Good , you hadn't mentioned them so I didnt know you had them with you. I have a soft spot for cows myself lol


----------



## tiffnzacsmom (Jan 26, 2006)

I'm off next weekend for the Maple Syrup Fest if either of you can be wrested away from work that long, Tiff wants to go both days. 

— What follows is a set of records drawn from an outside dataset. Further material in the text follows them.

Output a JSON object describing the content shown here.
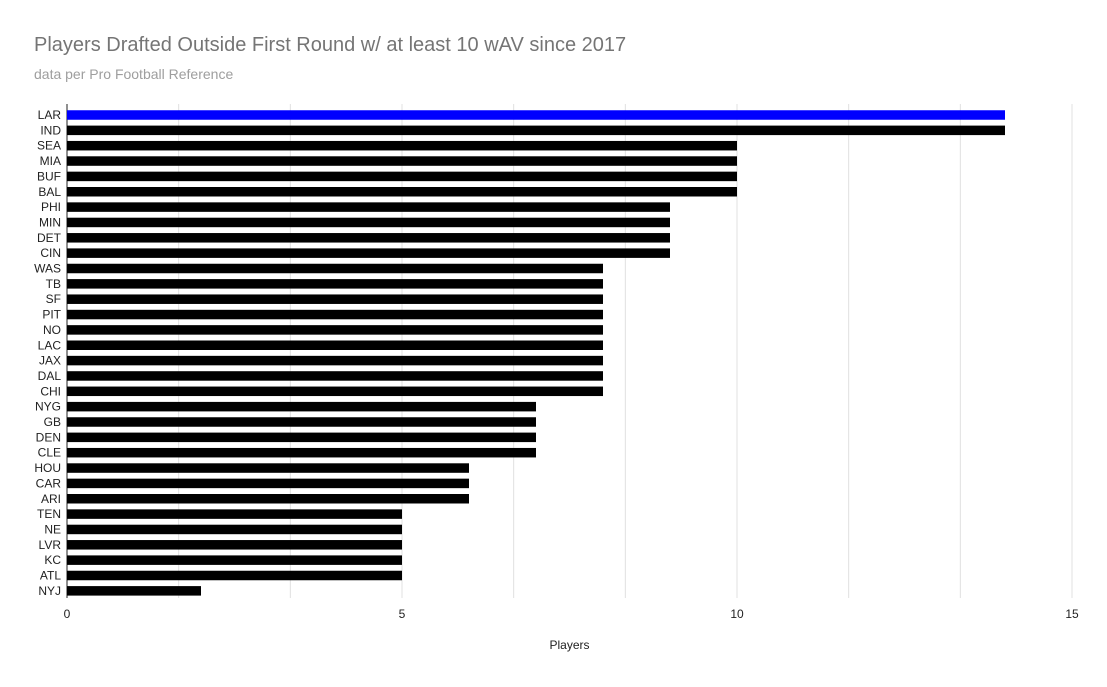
{
  "chart_data": {
    "type": "bar",
    "orientation": "horizontal",
    "title": "Players Drafted Outside First Round w/ at least 10 wAV since 2017",
    "subtitle": "data per Pro Football Reference",
    "xlabel": "Players",
    "ylabel": "",
    "xlim": [
      0,
      15
    ],
    "xticks": [
      "0",
      "5",
      "10",
      "15"
    ],
    "grid": true,
    "categories": [
      "LAR",
      "IND",
      "SEA",
      "MIA",
      "BUF",
      "BAL",
      "PHI",
      "MIN",
      "DET",
      "CIN",
      "WAS",
      "TB",
      "SF",
      "PIT",
      "NO",
      "LAC",
      "JAX",
      "DAL",
      "CHI",
      "NYG",
      "GB",
      "DEN",
      "CLE",
      "HOU",
      "CAR",
      "ARI",
      "TEN",
      "NE",
      "LVR",
      "KC",
      "ATL",
      "NYJ"
    ],
    "values": [
      14,
      14,
      10,
      10,
      10,
      10,
      9,
      9,
      9,
      9,
      8,
      8,
      8,
      8,
      8,
      8,
      8,
      8,
      8,
      7,
      7,
      7,
      7,
      6,
      6,
      6,
      5,
      5,
      5,
      5,
      5,
      2
    ],
    "highlight_category": "LAR",
    "colors": {
      "default_bar": "#000000",
      "highlight_bar": "#0000ff",
      "grid": "#e0e0e0",
      "axis": "#222222"
    }
  }
}
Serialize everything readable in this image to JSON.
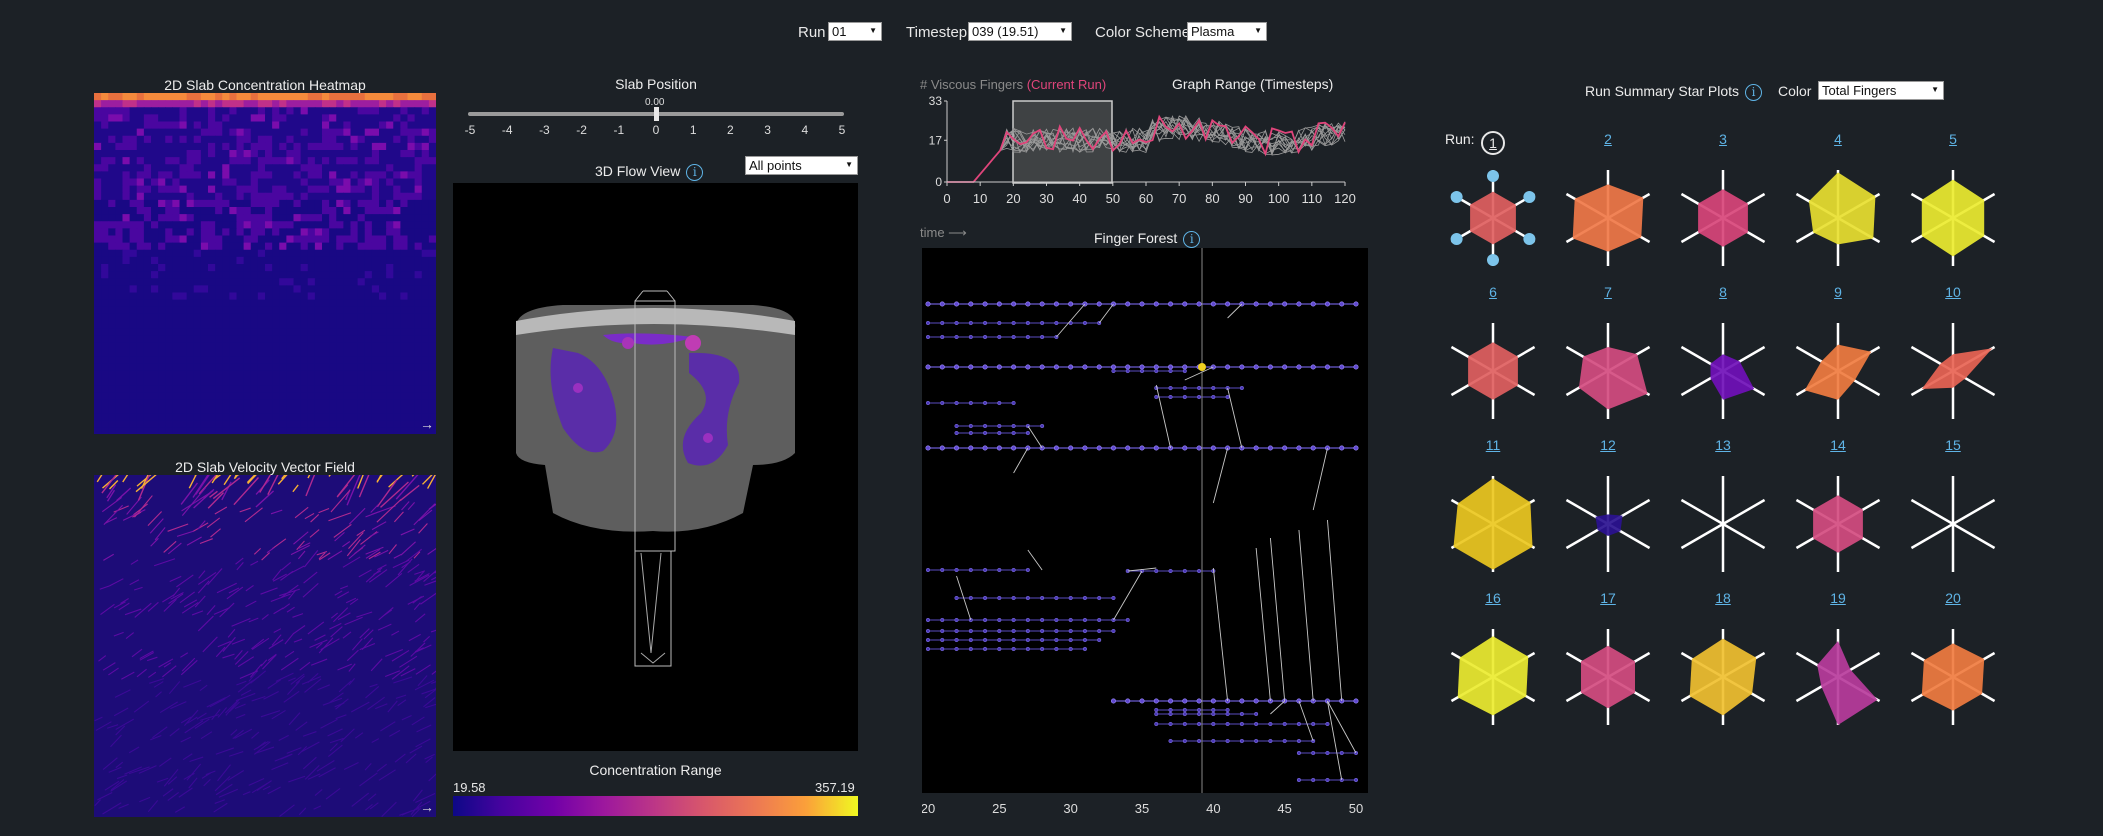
{
  "controls": {
    "run_label": "Run",
    "run_value": "01",
    "timestep_label": "Timestep",
    "timestep_value": "039 (19.51)",
    "scheme_label": "Color Scheme",
    "scheme_value": "Plasma"
  },
  "heatmap": {
    "title": "2D Slab Concentration Heatmap",
    "corner_icon": "arrow-right-icon"
  },
  "vector_field": {
    "title": "2D Slab Velocity Vector Field",
    "corner_icon": "arrow-right-icon"
  },
  "slab": {
    "title": "Slab Position",
    "value": "0.00",
    "ticks": [
      "-5",
      "-4",
      "-3",
      "-2",
      "-1",
      "0",
      "1",
      "2",
      "3",
      "4",
      "5"
    ]
  },
  "flow_view": {
    "title": "3D Flow View",
    "filter_value": "All points"
  },
  "conc_range": {
    "title": "Concentration Range",
    "min": "19.58",
    "max": "357.19"
  },
  "fingers_graph": {
    "label_prefix": "# Viscous Fingers",
    "label_current": "(Current Run)",
    "range_title": "Graph Range (Timesteps)",
    "y_ticks": [
      "33",
      "17",
      "0"
    ],
    "x_ticks": [
      "0",
      "10",
      "20",
      "30",
      "40",
      "50",
      "60",
      "70",
      "80",
      "90",
      "100",
      "110",
      "120"
    ],
    "selection": [
      20,
      50
    ],
    "current_color": "#e0457b"
  },
  "forest": {
    "time_label": "time ⟶",
    "title": "Finger Forest",
    "x_ticks": [
      "20",
      "25",
      "30",
      "35",
      "40",
      "45",
      "50"
    ],
    "current_time": 39.5
  },
  "summary": {
    "title": "Run Summary Star Plots",
    "color_label": "Color",
    "color_value": "Total Fingers",
    "run_label": "Run:",
    "runs": [
      {
        "id": "1",
        "color": "#e06060",
        "r": [
          0.55,
          0.55,
          0.55,
          0.55,
          0.55,
          0.55
        ],
        "selected": true
      },
      {
        "id": "2",
        "color": "#f07848",
        "r": [
          0.7,
          0.85,
          0.8,
          0.7,
          0.85,
          0.8
        ]
      },
      {
        "id": "3",
        "color": "#d8457a",
        "r": [
          0.6,
          0.6,
          0.6,
          0.6,
          0.6,
          0.6
        ]
      },
      {
        "id": "4",
        "color": "#e8e030",
        "r": [
          0.95,
          0.9,
          0.85,
          0.55,
          0.6,
          0.7
        ]
      },
      {
        "id": "5",
        "color": "#ecec30",
        "r": [
          0.8,
          0.75,
          0.75,
          0.8,
          0.75,
          0.75
        ]
      },
      {
        "id": "6",
        "color": "#e06060",
        "r": [
          0.6,
          0.6,
          0.6,
          0.6,
          0.6,
          0.6
        ]
      },
      {
        "id": "7",
        "color": "#d44c80",
        "r": [
          0.5,
          0.7,
          0.95,
          0.8,
          0.7,
          0.6
        ]
      },
      {
        "id": "8",
        "color": "#7010b8",
        "r": [
          0.35,
          0.4,
          0.75,
          0.6,
          0.3,
          0.3
        ]
      },
      {
        "id": "9",
        "color": "#f07c40",
        "r": [
          0.55,
          0.8,
          0.4,
          0.6,
          0.8,
          0.4
        ]
      },
      {
        "id": "10",
        "color": "#e86454",
        "r": [
          0.35,
          0.95,
          0.3,
          0.35,
          0.75,
          0.3
        ]
      },
      {
        "id": "11",
        "color": "#ecc820",
        "r": [
          0.95,
          0.9,
          0.95,
          0.95,
          0.95,
          0.85
        ]
      },
      {
        "id": "12",
        "color": "#2a1190",
        "r": [
          0.2,
          0.35,
          0.3,
          0.25,
          0.25,
          0.3
        ]
      },
      {
        "id": "13",
        "color": "#000000",
        "r": [
          0,
          0,
          0,
          0,
          0,
          0
        ]
      },
      {
        "id": "14",
        "color": "#d44c80",
        "r": [
          0.6,
          0.6,
          0.6,
          0.6,
          0.6,
          0.6
        ]
      },
      {
        "id": "15",
        "color": "#000000",
        "r": [
          0,
          0,
          0,
          0,
          0,
          0
        ]
      },
      {
        "id": "16",
        "color": "#ecec30",
        "r": [
          0.85,
          0.85,
          0.8,
          0.8,
          0.85,
          0.8
        ]
      },
      {
        "id": "17",
        "color": "#d44c80",
        "r": [
          0.65,
          0.65,
          0.65,
          0.65,
          0.65,
          0.65
        ]
      },
      {
        "id": "18",
        "color": "#f0c030",
        "r": [
          0.8,
          0.8,
          0.7,
          0.8,
          0.8,
          0.75
        ]
      },
      {
        "id": "19",
        "color": "#b83c9c",
        "r": [
          0.75,
          0.3,
          0.95,
          1.0,
          0.4,
          0.5
        ]
      },
      {
        "id": "20",
        "color": "#f07c40",
        "r": [
          0.7,
          0.75,
          0.7,
          0.7,
          0.75,
          0.7
        ]
      }
    ]
  }
}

I still have moments of sadness over my marriage and I left almost seven years ago.


----------



## willow_girl (Dec 7, 2002)

Sounds great! Where is it? Maybe we can talk Trapp into going, too!


----------



## tiffnzacsmom (Jan 26, 2006)

Brady's Run Park not too far from the Chippewa exit of 376.


----------



## willow_girl (Dec 7, 2002)

Kewl! What day you wanna go? We don't have any plans for next weekend ... could meet you there for sure!


----------



## tiffnzacsmom (Jan 26, 2006)

I'll be there both days so Tiff can be with her friends.


----------



## BurgerBoy (Mar 31, 2013)

Willow - a song just for you: http://www.youtube.com/watch?v=XRXt2A7inIU

Want to go to a stock show with me?


----------



## willow_girl (Dec 7, 2002)

BB, we already have a Wyld Thang here, and she ain't me! :hysterical:

BTW, welcome to the forum!


----------